In my article about How to shop sustainable for your home, I touch on the benefits of renting furniture. If you are a student or you live in a short-term rental then this is a great option. There are many furniture companies out there that offer contemporary and stylish furniture for a fee.
Feather, based in the US, has specialized in renting furniture for urban living. You can rent different packages that fit your apartment size or packages for rooms. Your monthly furniture payments can go toward a buyout. The company has a more responsible approach to furniture and offers a circular concept one that’s grounded in rental, reuse, and refurbishment.
Source: Feather – furniture rental.
If you are based in the UK there are also furniture rentals where you can find curated packages for your needs.

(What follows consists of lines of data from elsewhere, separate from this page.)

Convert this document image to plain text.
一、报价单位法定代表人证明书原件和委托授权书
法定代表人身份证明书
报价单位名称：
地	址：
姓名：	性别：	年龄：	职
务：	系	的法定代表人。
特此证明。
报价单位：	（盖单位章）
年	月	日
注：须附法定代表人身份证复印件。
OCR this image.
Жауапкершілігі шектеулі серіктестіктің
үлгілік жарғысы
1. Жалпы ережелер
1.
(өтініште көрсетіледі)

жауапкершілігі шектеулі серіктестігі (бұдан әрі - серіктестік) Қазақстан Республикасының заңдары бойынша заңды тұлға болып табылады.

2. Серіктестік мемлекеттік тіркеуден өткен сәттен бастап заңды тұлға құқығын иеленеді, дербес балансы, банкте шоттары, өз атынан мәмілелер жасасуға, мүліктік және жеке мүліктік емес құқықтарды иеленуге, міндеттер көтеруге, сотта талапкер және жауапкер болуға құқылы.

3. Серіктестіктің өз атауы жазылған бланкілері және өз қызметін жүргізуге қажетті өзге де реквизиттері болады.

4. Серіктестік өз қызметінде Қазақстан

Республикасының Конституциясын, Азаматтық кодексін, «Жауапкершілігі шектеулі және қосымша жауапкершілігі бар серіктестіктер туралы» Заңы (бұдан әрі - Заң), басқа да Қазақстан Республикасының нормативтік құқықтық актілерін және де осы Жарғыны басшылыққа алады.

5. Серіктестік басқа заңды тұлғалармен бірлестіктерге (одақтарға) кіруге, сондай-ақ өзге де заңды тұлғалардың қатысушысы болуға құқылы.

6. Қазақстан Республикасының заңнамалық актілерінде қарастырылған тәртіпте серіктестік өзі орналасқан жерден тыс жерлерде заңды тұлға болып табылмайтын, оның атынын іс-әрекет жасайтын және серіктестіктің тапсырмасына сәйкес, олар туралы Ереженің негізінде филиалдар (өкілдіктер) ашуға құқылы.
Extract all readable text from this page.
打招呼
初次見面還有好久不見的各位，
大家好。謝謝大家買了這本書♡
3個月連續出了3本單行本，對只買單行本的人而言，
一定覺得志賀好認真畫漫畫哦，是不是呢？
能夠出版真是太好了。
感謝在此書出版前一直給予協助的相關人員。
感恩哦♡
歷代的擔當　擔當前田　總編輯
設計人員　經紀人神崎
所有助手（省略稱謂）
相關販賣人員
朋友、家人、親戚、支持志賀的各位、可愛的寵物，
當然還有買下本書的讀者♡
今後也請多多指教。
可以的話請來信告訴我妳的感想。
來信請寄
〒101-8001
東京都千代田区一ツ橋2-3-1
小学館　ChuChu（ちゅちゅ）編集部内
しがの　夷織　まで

If you are like me you love second-hand furniture shops or online platforms. It gives me a feeling of buying a piece of history. Vintage is still on-trend, but you can get even preloved contemporary furniture. As mentioned before in urban spaces people move on average every 1-2 years. Not all furniture fits in the new place. Some people get a sofa or an armchair for a home office and nobody ever sat on it for a whole year. You don’t have to be a vintage fan to be a preloved furniture fan. One of my sofas I got from an online second-hand platform was just one year old when it was put on the marketplace.
When we moved into our Valley House I decorated an entire room only with preloved furniture and lighting. I found the challenge of finding the right pieces that also match and complement each other fascinating. Buying preloved and donating your furniture contributes to the circular economy. It keeps the furniture in the loop and out of landfills. It also feels great!